Monday, November 27, 2017

Change in transubstantiation

The two main parts of the doctrine of transubstantiation that get philosophically discussed are that after consecration we have:

  • Real Presence: Christ's body and blood is really there.
  • Real Absence: bread and wine is no longer there.
But there may be another part: that the bread and wine change into the body and blood rather than simply being replaced by the body and blood. Certainly the Council of Trent uses the language of "conversion" of bread and bread wine, but it is not completely clear to me that they mean to define there to be something more than replacement. Aquinas talks unclearly (to me) of the substantial change as a kind of "order" in the two substances.

Besides the general puzzle of how change differs from replacement, there are at least two philosophical difficulties about the change. The first is that on some versions--not mine--of Aristotelian metaphysics, what makes substantial change be a change is the persistence of matter. But there is no matter persisting here (indeed, Aquinas' remark emphasizes this). The second is that what the bread and wine change into, namely Christ's body, is already there. But it seems that if x changes into y, then y doesn't exist prior to the change.

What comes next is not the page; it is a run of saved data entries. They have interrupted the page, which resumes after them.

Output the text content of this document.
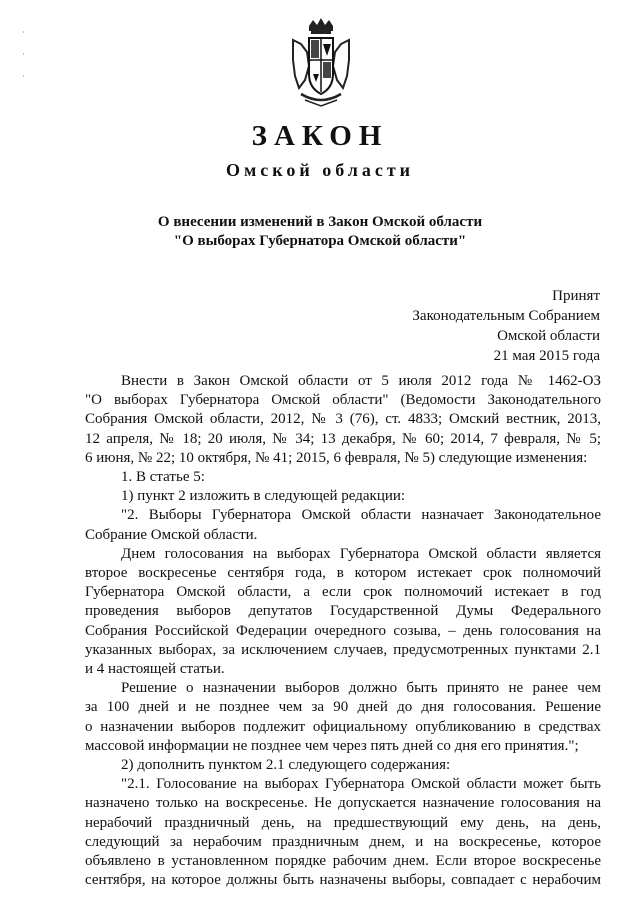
·
·
·
ЗАКОН
Омской области
О внесении изменений в Закон Омской области
"О выборах Губернатора Омской области"
Принят
Законодательным Собранием
Омской области
21 мая 2015 года

Внести в Закон Омской области от 5 июля 2012 года № 1462-ОЗ

"О выборах Губернатора Омской области" (Ведомости Законодательного

Собрания Омской области, 2012, № 3 (76), ст. 4833; Омский вестник, 2013,

12 апреля, № 18; 20 июля, № 34; 13 декабря, № 60; 2014, 7 февраля, № 5;

6 июня, № 22; 10 октября, № 41; 2015, 6 февраля, № 5) следующие изменения:

1. В статье 5:

1) пункт 2 изложить в следующей редакции:

"2. Выборы Губернатора Омской области назначает Законодательное

Собрание Омской области.

Днем голосования на выборах Губернатора Омской области является

второе воскресенье сентября года, в котором истекает срок полномочий

Губернатора Омской области, а если срок полномочий истекает в год

проведения выборов депутатов Государственной Думы Федерального

Собрания Российской Федерации очередного созыва, – день голосования на

указанных выборах, за исключением случаев, предусмотренных пунктами 2.1

и 4 настоящей статьи.

Решение о назначении выборов должно быть принято не ранее чем

за 100 дней и не позднее чем за 90 дней до дня голосования. Решение

о назначении выборов подлежит официальному опубликованию в средствах

массовой информации не позднее чем через пять дней со дня его принятия.";

2) дополнить пунктом 2.1 следующего содержания:

"2.1. Голосование на выборах Губернатора Омской области может быть

назначено только на воскресенье. Не допускается назначение голосования на

нерабочий праздничный день, на предшествующий ему день, на день,

следующий за нерабочим праздничным днем, и на воскресенье, которое

объявлено в установленном порядке рабочим днем. Если второе воскресенье

сентября, на которое должны быть назначены выборы, совпадает с нерабочим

Leibniz considers a theory on which the bread and wine change into new parts of Christ's body. This solves the second problem, but at the expense of having to say that the bread changes into a mere part of Christ's body, which does not appear to be what the Church means. Trent does say that whole Christ comes to be present. I suppose one could have a hybrid theory on which the bread and wine change into new parts of Christ's body, and the rest of Christ's body then additionally comes to be present, but not by conversion. While I do not have decisive textual evidence, this does not seem to me to be what Trent means. And it is grotesque to think that Christ gets fatter at transubstantiation.

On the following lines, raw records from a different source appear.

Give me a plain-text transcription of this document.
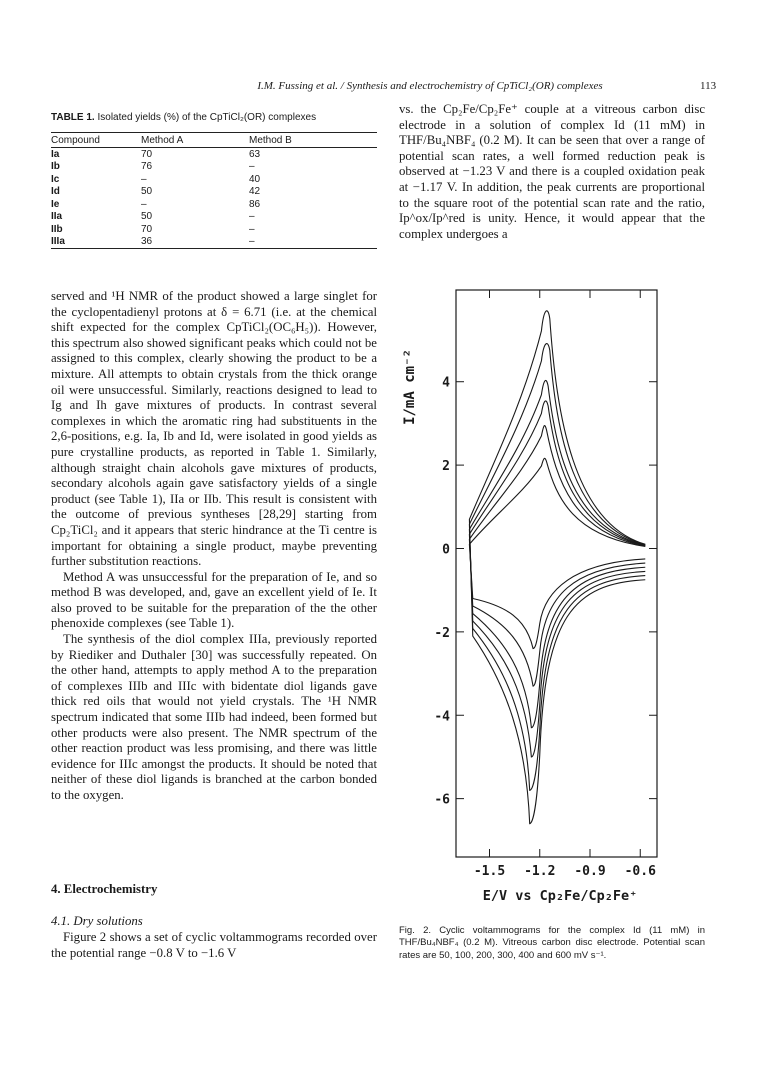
I.M. Fussing et al. / Synthesis and electrochemistry of CpTiCl₂(OR) complexes	113
TABLE 1. Isolated yields (%) of the CpTiCl₂(OR) complexes
Compound	Method A	Method B
Ia	70	63
Ib	76	–
Ic	–	40
Id	50	42
Ie	–	86
IIa	50	–
IIb	70	–
IIIa	36	–

vs. the Cp₂Fe/Cp₂Fe⁺ couple at a vitreous carbon disc electrode in a solution of complex Id (11 mM) in THF/Bu₄NBF₄ (0.2 M). It can be seen that over a range of potential scan rates, a well formed reduction peak is observed at −1.23 V and there is a coupled oxidation peak at −1.17 V. In addition, the peak currents are proportional to the square root of the potential scan rate and the ratio, Ip^ox/Ip^red is unity. Hence, it would appear that the complex undergoes a

served and ¹H NMR of the product showed a large singlet for the cyclopentadienyl protons at δ = 6.71 (i.e. at the chemical shift expected for the complex CpTiCl₂(OC₆H₅)). However, this spectrum also showed significant peaks which could not be assigned to this complex, clearly showing the product to be a mixture. All attempts to obtain crystals from the thick orange oil were unsuccessful. Similarly, reactions designed to lead to Ig and Ih gave mixtures of products. In contrast several complexes in which the aromatic ring had substituents in the 2,6-positions, e.g. Ia, Ib and Id, were isolated in good yields as pure crystalline products, as reported in Table 1. Similarly, although straight chain alcohols gave mixtures of products, secondary alcohols again gave satisfactory yields of a single product (see Table 1), IIa or IIb. This result is consistent with the outcome of previous syntheses [28,29] starting from Cp₂TiCl₂ and it appears that steric hindrance at the Ti centre is important for obtaining a single product, maybe preventing further substitution reactions.

Method A was unsuccessful for the preparation of Ie, and so method B was developed, and, gave an excellent yield of Ie. It also proved to be suitable for the preparation of the the other phenoxide complexes (see Table 1).

The synthesis of the diol complex IIIa, previously reported by Riediker and Duthaler [30] was successfully repeated. On the other hand, attempts to apply method A to the preparation of complexes IIIb and IIIc with bidentate diol ligands gave thick red oils that would not yield crystals. The ¹H NMR spectrum indicated that some IIIb had indeed, been formed but other products were also present. The NMR spectrum of the other reaction product was less promising, and there was little evidence for IIIc amongst the products. It should be noted that neither of these diol ligands is branched at the carbon bonded to the oxygen.

4. Electrochemistry
4.1. Dry solutions

Figure 2 shows a set of cyclic voltammograms recorded over the potential range −0.8 V to −1.6 V

-1.5 -1.2 -0.9 -0.6
-6
-4
-2
0
2
4
I/mA cm⁻²
E/V vs Cp₂Fe/Cp₂Fe⁺
Fig. 2. Cyclic voltammograms for the complex Id (11 mM) in THF/Bu₄NBF₄ (0.2 M). Vitreous carbon disc electrode. Potential scan rates are 50, 100, 200, 300, 400 and 600 mV s⁻¹.
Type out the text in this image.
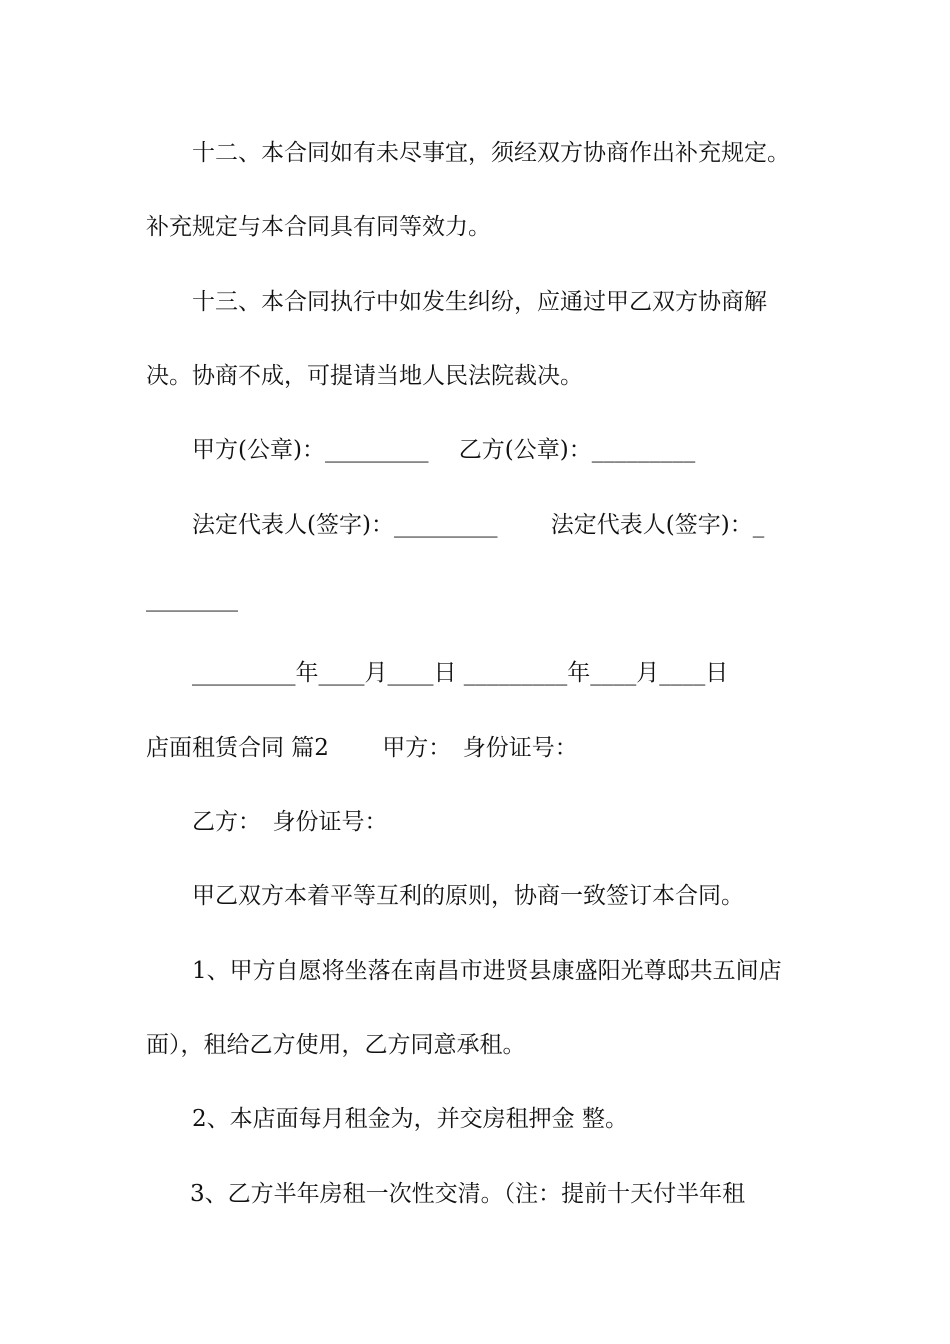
十二、本合同如有未尽事宜，须经双方协商作出补充规定。
补充规定与本合同具有同等效力。
十三、本合同执行中如发生纠纷，应通过甲乙双方协商解
决。协商不成，可提请当地人民法院裁决。
甲方(公章)：_________　 乙方(公章)：_________
法定代表人(签字)：_________　　 法定代表人(签字)：_
________
_________年____月____日 _________年____月____日
店面租赁合同 篇2　　 甲方：　身份证号：
乙方：　身份证号：
甲乙双方本着平等互利的原则，协商一致签订本合同。
1、甲方自愿将坐落在南昌市进贤县康盛阳光尊邸共五间店
面），租给乙方使用，乙方同意承租。
2、本店面每月租金为，并交房租押金 整。
3、乙方半年房租一次性交清。（注：提前十天付半年租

While it could well be that the Council doesn't mean anything beefy about the "conversion", and perhaps all it is an "order" between the two substances (cf. Aquinas), an order constituted by by non-coincidental replacement in the same location. That would simplify things metaphysically. But I want to try for something metaphysically thicker.

Here's the thought. On my Aristotelian metaphysics, nothing persists in substantial change. But when a change of substance x into substance y, a rather special causal power is triggered in x, the causal power of giving rise to y while perishing. The exercise of such a causal power is what makes it be the case that x has changed into y. There isn't any matter persisting in the change, so the first of the two philosophical problems with the Eucharistic change disappears. What about the second? Here's my suggestion. Normally, the existence of Christ's body at later times is caused by its existence at earlier times. But what if we say that the bread miraculously gets a special causal power, the power of causing Christ's body to exist just as the bread perishes? Then the existence of Christ's body after consecration will be causally overdetermined by two things: the bread's exercising that causal power and Christ's body exercising its ordinary causal power to make itself persist.

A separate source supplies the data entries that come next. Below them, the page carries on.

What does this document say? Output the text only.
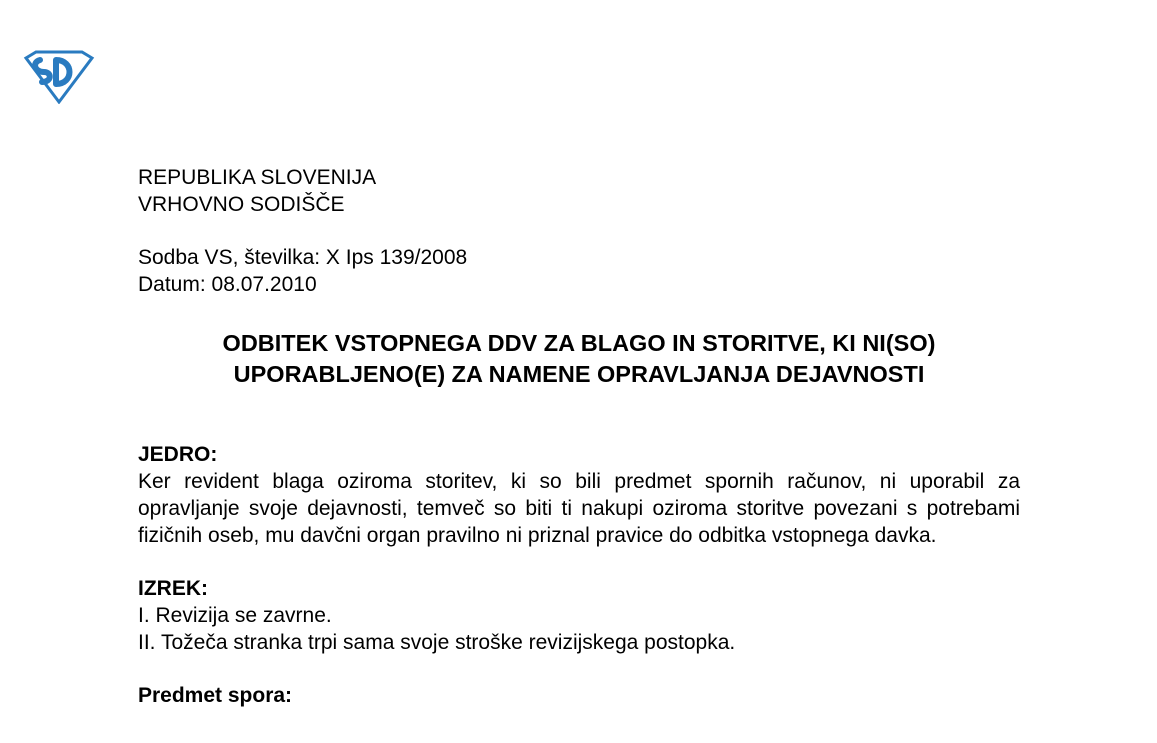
REPUBLIKA SLOVENIJA
VRHOVNO SODIŠČE
Sodba VS, številka: X Ips 139/2008
Datum: 08.07.2010
ODBITEK VSTOPNEGA DDV ZA BLAGO IN STORITVE, KI NI(SO)
UPORABLJENO(E) ZA NAMENE OPRAVLJANJA DEJAVNOSTI
JEDRO:
Ker revident blaga oziroma storitev, ki so bili predmet spornih računov, ni uporabil za opravljanje svoje dejavnosti, temveč so biti ti nakupi oziroma storitve povezani s potrebami fizičnih oseb, mu davčni organ pravilno ni priznal pravice do odbitka vstopnega davka.
IZREK:
I. Revizija se zavrne.
II. Tožeča stranka trpi sama svoje stroške revizijskega postopka.
Predmet spora:
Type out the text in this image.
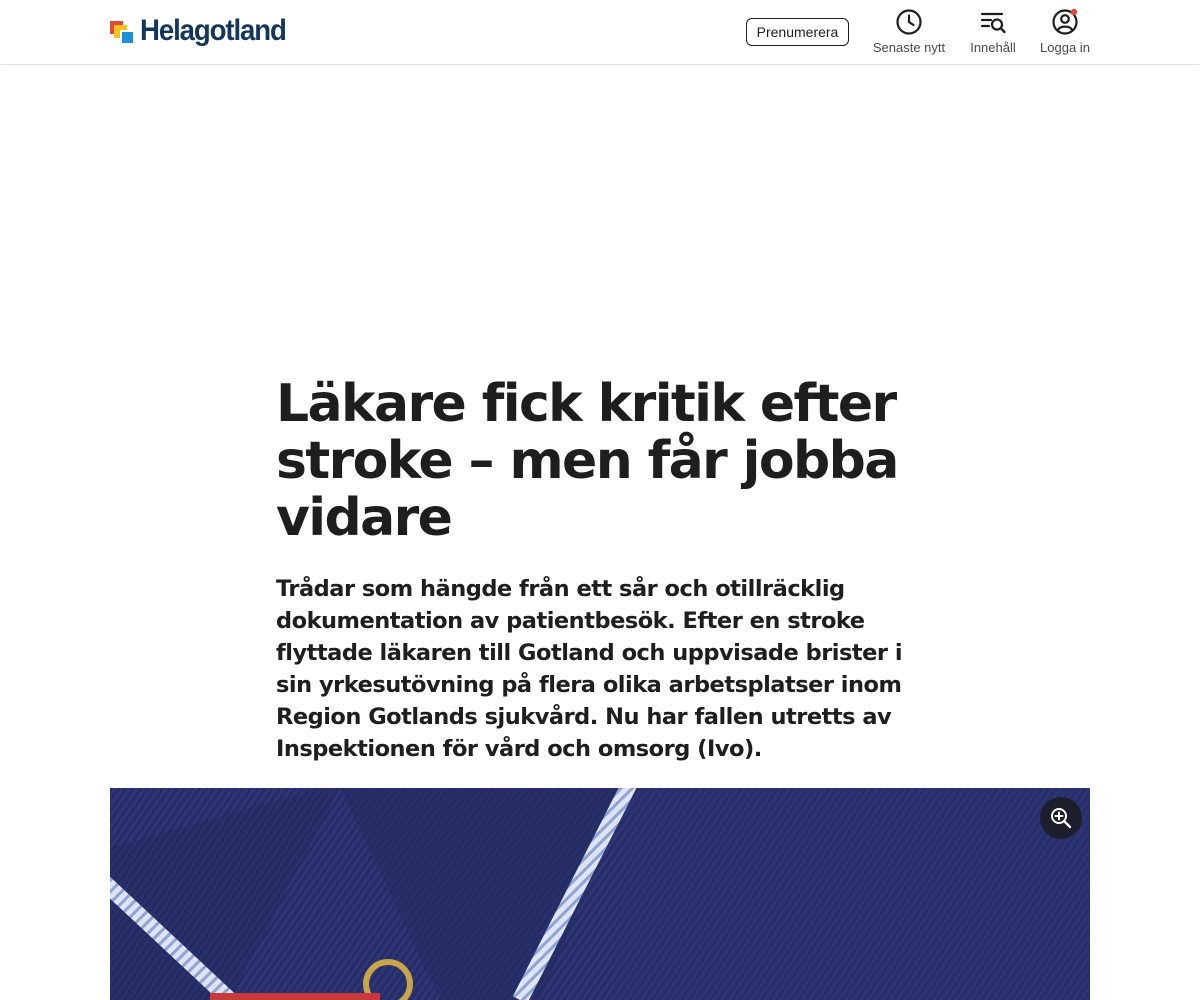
Helagotland	Prenumerera
Senaste nytt Innehåll Logga in
Läkare fick kritik efter stroke – men får jobba vidare

Trådar som hängde från ett sår och otillräcklig dokumentation av patientbesök. Efter en stroke flyttade läkaren till Gotland och uppvisade brister i sin yrkesutövning på flera olika arbetsplatser inom Region Gotlands sjukvård. Nu har fallen utretts av Inspektionen för vård och omsorg (Ivo).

The bread in perishing is an overdetermining cause of the existence of Christ's body, and that is exactly how substantial change happens on my view. The main metaphysical difference here is that normally substantial change is not overdetermined, while here it is.


Alexander R Pruss said...

While the English translation of the Summa that I was using talks of "substantial change", Aquinas is actually talking of "substantial conversion".

Dagmara Lizlovs said...

Gotta use one of my lifelines on this one.

Dagmara Lizlovs said...

We need to look at the Eucharist as existing outside of time. This was brought up by a priest in my parish on Maundy Thursday. It is a indeed a point to meditate upon.

Dagmara Lizlovs said...

Continuing my thoughts. In the Western Church, there is the position that God can be known rationally. This is why this effort is expended on Transubstantiation. The Eastern Churches are not encumbered with this. To Eastern Orthodox, the consecrated bread just is the body of our Lord. This is a mystery as to how and it just is. Here we come to the obvious limits of human logic. This is now where the mystery begins. In pondering the mystery we take steps closer to God.

Another issue is an element we are leaving out - eternity. We are trying to contain an Eternal Being with no beginning and no end with our logic when we are trying to rationally fit Him into a consecrated Host. Again a futile effort for what is eternity - an infinite amount of time. What is a second to eternity? It is nothing. What are a hundred years to eternity? It is nothing. What are a trillion years to eternity? Again they are nothing. It is like any number divided by infinity equals zero. So with the Eucharistic Host - it contains a Being that cannot be contained and to Whom past, present and future are nothing or really in fact all the same. It is as Father Michal said in the Holy Thursday homily an ever present now. He said that the event in the Upper Room when Jesus gave thanks and consecrated the bread is eternally present.

Alexander R Pruss said...

Transubstantiation is no more an attempt to explain the Eucharist than the homoousion is an attempt to explain the Incarnation. Both are careful attempts to state the doctrine in a way that rules out heresies that deny the doctrine. In the case of transubstantiation, we want to rule out:
- views that deny the real presence (mere symbolism)
- views on which bread and wine are present along with Christ (consubstantiation)
- views on which Christ changes into bread and wine (impanation).